Let’s say you take a poll and show a politician that his constituents divide 75 to 25 percent in favor of gun control. The politician knows what will happen if he votes for a gun control law. Maybe 10 percent of the 75 percent majority care enough about the issue to vote for him for that reason alone — but he may lose 20 out of the 25 percent on the other side. Gun owners may be a minority, but many see gun control as a threat to their Second Amendment rights. It drives their votes. They make sure politicians know it.
Single-issue voting helps explain why intensely committed minorities can hold sway over casually committed majorities. “Why are gun owners so politically powerful?” an abortion rights activist once told me in an interview: “There are more uterus owners than gun owners. And when uterus owners begin to vote their issue, we will win.”
Single-issue politics is a sort of blackmail: “We don’t care what your position is on anything else. If you are with us on our issue, we’ll support you. If you are against us, we’ll come after you.”
None of that has changed. But the political calculus has.
Why? Because of political segregation.
Red America and blue America have been moving apart. Democrats and Republicans increasingly live in separate constituencies, if not separate political worlds. In the Republican world, gun rights are still sacrosanct, and many voters remain watchful for any threats. In the Democratic world — far more urban and suburban — single-issue voting to protect gun rights is a much less serious threat.
In a Democratic debate during the last presidential campaign, Beto O’Rourke thrilled liberals and horrified conservatives when he was asked, after a mass shooting in his home town of El Paso Texas, if he would mandate that people give up their assault weapons. “Hell yes!” the former Democratic Congressman responded, drawing cheers from the Democratic audience. “We’re going to take your AR-15, your AK-47. We’re not going to allow it to be used against our fellow Americans any more.”
When the assault weapons ban was voted on by the House of Representatives in 1994, 46 Republicans voted for it, and 64 Democrats opposed it. It would not have passed without Republican support. Nothing like that could happen now.
Donald Trump has radicalized the Republican Party. Even though Trump lost his bid for re-election last year, the anticipated “blue wave” for Democrats never materialized. Any Republican in Congress who supports new gun laws is likely to face a conservative primary challenger funded by Trump.
Many conservative Democrats who represented southern and rural constituencies were wiped out in the 1994 midterm election when, after 40 years, Democrats lost their majority in the House of Representatives. That was widely interpreted as the gun rights activists’ revenge for passage of the assault weapons ban and the Brady Bill mandating criminal background checks for gun purchasers. Congressional Democrats have been skittish about new gun laws ever since.
That, too, may be changing.
Democratic voters are more uniformly liberal just as Republican voters are more uniformly conservative. Moderates and centrists are diminishing in importance in both parties. Bipartisanship looks more and more like an old-fashioned idea.
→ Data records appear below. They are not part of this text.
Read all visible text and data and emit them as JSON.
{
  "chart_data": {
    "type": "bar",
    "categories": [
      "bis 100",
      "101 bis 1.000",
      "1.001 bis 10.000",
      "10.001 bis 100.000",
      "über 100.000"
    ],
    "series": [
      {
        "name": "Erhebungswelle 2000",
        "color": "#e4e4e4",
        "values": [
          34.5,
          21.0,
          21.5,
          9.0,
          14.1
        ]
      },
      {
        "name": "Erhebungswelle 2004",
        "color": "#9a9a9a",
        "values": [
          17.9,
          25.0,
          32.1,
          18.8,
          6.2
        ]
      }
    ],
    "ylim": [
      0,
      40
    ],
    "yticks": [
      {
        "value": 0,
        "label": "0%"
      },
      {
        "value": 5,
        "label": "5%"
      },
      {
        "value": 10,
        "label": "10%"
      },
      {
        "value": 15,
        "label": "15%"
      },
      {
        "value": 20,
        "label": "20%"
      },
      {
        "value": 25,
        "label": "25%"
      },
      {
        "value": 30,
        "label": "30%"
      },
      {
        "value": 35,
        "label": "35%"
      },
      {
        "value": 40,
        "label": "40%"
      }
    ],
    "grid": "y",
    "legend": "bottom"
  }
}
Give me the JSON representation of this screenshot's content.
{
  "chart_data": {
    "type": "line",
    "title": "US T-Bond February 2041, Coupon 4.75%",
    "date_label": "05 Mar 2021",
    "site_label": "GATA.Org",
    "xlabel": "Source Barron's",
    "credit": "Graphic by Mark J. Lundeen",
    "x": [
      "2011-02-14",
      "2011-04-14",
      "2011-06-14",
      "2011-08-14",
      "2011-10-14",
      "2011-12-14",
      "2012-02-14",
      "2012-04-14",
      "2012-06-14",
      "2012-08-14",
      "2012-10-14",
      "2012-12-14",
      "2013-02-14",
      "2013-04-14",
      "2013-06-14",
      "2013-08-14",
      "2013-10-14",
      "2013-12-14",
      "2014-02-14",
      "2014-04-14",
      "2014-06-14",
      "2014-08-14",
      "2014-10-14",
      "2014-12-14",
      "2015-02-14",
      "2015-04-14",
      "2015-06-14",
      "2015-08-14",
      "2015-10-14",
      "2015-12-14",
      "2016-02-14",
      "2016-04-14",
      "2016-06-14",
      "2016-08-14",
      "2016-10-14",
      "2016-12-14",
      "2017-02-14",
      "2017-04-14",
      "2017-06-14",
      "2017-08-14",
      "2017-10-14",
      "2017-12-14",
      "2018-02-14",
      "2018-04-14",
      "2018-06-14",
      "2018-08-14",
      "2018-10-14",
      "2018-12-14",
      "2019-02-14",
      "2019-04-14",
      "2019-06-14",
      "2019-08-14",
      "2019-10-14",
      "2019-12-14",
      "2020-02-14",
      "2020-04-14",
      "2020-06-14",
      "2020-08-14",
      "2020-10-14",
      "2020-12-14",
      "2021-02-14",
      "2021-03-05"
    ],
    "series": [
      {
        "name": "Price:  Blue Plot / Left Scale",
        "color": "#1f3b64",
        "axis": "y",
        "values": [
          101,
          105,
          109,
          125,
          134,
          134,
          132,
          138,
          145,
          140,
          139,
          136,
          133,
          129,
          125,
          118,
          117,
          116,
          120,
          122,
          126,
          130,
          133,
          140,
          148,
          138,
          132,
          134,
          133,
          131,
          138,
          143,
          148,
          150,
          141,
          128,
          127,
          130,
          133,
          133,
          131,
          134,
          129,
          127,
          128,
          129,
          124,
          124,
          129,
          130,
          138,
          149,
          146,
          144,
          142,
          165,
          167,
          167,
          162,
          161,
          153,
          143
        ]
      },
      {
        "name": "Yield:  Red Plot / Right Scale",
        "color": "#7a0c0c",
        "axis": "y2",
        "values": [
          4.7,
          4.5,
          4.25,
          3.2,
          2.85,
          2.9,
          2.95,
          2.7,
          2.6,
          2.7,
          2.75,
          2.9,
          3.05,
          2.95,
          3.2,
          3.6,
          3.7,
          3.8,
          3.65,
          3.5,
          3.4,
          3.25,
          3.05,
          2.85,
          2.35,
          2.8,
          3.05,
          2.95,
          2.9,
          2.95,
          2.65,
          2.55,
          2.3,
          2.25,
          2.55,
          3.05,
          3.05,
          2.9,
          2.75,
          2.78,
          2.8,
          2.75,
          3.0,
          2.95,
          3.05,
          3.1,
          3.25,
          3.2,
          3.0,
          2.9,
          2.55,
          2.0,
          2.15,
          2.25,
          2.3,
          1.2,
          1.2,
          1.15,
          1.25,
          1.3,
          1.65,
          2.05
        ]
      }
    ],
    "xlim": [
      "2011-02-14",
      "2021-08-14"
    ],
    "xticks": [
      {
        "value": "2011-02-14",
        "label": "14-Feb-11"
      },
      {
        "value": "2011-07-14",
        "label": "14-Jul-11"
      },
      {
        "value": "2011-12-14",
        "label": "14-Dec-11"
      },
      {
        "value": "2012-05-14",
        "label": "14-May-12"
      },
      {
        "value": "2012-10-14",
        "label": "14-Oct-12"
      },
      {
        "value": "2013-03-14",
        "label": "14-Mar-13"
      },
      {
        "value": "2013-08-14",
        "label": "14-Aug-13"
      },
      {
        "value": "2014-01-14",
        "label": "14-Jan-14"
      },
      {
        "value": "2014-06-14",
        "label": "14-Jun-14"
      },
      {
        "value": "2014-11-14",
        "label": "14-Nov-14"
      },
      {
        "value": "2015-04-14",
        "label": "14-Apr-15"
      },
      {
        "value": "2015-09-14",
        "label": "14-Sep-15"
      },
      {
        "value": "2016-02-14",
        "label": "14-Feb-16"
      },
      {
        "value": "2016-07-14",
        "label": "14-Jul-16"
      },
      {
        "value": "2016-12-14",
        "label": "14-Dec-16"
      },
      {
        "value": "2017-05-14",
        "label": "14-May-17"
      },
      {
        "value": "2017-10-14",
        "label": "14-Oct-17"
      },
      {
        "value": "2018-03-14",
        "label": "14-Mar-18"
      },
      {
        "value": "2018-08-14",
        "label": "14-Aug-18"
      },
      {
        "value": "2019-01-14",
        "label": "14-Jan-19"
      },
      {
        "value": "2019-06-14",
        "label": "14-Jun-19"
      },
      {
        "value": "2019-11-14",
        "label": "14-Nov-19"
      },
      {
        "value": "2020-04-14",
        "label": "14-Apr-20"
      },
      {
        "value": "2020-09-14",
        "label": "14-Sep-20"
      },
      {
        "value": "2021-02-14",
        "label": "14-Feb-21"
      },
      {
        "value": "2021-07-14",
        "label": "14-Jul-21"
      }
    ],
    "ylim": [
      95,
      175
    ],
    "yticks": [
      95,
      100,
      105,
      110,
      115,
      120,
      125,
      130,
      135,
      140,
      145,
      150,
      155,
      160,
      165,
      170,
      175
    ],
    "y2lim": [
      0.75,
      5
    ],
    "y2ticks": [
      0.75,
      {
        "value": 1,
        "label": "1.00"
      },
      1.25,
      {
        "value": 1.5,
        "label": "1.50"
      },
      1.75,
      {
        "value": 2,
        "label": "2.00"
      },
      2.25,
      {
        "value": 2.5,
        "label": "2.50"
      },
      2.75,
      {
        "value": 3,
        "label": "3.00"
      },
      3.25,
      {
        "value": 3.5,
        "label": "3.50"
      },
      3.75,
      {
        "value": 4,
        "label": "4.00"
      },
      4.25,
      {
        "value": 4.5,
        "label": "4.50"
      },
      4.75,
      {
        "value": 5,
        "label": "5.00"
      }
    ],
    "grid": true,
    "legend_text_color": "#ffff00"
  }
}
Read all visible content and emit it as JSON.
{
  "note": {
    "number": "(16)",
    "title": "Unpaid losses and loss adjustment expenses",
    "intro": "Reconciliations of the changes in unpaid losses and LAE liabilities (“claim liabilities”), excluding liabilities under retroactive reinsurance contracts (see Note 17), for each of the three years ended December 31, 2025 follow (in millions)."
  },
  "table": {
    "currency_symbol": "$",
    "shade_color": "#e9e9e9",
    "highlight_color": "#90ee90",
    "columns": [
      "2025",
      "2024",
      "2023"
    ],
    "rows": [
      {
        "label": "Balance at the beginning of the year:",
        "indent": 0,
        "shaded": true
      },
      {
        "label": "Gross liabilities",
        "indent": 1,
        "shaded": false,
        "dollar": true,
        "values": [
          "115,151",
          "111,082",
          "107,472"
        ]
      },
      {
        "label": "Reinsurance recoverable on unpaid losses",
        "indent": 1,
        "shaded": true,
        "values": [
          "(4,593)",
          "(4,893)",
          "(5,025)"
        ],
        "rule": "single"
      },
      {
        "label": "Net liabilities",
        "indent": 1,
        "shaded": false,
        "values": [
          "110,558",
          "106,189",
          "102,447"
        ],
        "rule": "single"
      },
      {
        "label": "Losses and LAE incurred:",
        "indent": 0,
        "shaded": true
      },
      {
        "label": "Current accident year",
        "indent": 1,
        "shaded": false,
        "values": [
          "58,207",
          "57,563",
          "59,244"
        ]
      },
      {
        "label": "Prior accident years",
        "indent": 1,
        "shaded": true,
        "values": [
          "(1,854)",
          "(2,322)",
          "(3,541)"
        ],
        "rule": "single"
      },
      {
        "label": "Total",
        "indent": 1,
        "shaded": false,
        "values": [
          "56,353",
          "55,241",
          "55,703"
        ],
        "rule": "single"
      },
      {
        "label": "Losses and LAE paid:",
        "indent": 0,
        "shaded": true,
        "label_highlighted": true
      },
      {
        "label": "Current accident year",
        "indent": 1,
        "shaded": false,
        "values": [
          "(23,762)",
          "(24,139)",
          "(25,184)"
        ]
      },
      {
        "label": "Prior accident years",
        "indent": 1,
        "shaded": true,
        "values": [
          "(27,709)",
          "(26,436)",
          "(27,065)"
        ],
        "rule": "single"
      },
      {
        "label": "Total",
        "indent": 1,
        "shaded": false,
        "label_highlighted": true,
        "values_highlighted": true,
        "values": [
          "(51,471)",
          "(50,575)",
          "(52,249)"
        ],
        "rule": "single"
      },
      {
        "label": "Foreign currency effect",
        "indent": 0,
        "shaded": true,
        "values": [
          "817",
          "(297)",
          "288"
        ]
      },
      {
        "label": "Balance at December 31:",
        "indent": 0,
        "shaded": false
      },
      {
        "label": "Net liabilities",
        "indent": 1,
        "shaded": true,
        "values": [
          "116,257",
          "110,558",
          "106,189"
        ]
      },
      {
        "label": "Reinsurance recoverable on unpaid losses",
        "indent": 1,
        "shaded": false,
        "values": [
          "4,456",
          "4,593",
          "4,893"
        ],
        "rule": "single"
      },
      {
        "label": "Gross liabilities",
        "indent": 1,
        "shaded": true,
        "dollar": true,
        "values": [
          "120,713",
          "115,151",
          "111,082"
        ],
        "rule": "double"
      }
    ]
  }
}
Today, new gun laws are likely to be passed only by a straight partisan vote — just like President Biden’s $1.9 trillion economic rescue plan, Obamacare in 2010, and President Trump’s tax cuts in 2017.
The problem is: Straight partisan victories will be nearly impossible in the Senate as long as the filibuster is in force for non-taxing-and-spending legislation — like new gun laws.
The filibuster is supposed to encourage bipartisanship — but given the new hyper-partisan reality, what it really encourages is gridlock.
Bill Schneider is a professor at the Schar School of Policy and Government at George Mason University and author of ‘Standoff: How America Became Ungovernable’ (Simon & Schuster).